In a 630-page deposition release by prosecutors on Wednesday, former Florida Republican Party chairman Jim Greer alleges GOP leaders were meeting to discuss tactics to suppress black votes in his state. Greer is currently in the middle of a civil case against the party concerning a dispute over his severance agreement.

He is also "facing felony corruption charges and has an interest in scorning his party," according to Salon.

His allegations come on the heels of headline-grabbing efforts to combat voter fraud in Florida by current Gov. Rick Scott. The purging of voter rolls has been criticized by civil rights groups and is under scrutiny from the Justice Department.

The deposition contends such efforts by the Florida GOP are a conscience, planned attempt to allow fewer residents to vote.

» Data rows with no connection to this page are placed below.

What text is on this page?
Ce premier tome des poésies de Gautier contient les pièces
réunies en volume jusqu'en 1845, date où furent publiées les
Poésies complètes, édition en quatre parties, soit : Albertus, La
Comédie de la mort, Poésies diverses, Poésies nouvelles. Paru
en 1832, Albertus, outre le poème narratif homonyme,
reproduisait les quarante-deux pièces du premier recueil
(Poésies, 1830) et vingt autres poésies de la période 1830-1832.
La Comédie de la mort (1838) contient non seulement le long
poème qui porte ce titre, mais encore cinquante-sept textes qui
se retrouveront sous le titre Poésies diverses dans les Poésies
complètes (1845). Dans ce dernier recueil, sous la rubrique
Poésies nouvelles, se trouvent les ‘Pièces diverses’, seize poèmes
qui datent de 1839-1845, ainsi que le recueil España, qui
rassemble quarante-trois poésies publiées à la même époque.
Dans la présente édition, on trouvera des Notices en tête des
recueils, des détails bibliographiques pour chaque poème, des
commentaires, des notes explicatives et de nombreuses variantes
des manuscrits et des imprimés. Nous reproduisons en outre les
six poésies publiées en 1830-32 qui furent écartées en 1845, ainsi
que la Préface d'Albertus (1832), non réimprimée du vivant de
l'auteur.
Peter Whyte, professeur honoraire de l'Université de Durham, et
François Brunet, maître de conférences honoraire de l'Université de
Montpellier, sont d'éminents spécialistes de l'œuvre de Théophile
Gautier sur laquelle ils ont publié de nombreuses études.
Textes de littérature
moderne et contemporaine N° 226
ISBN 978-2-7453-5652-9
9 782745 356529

"They talked about not letting blacks vote … and minority outreach programs were not fit for the Republican Party," Greer said.

He said "whack-a-dos" from the far right wanted him out as chairman due to his moderate stance.

"The wing of the party that does not agree with Charlie Crist considered me a moderate chairman," Greer said, according to the Associated Press. "As [Florida House Speaker] Dean Cannon said to me one time, the people that want to destroy our Party are trying to take it over."

Former Florida Governor Charlie Crist is now an independent and wrote an editorial for the Washington Post last week:

"Cynical efforts at voter suppression are driven by an un-American desire to exclude as many people and silence as many voices as possible. Our country has never solved anything with less democracy, and we’re far better off when more citizens can access the polls — no matter which party mobilizes the most voters to them. As governor of Florida, I extended voting hours and increased the number of days people could vote. I also restored registration rights for felons, years after starting that effort in the state Senate with a member of the opposite party. I was a Republican at the time of those decisions, which didn’t make me many friends on my side. But when you do the right thing for the people, a political party’s concerns roll off your back quite easily."

The Republican Party of Florida has declined to comment on Greer's claims, citing the ongoing legal case.

As for former Gov. Crist, an ex-Republican himself, his op-ed puts him squarely at odds with his former party over the current efforts in Florida.

"There are lines that should not be crossed; meddling with voting rights is one of them. It is un-American and it is beneath us."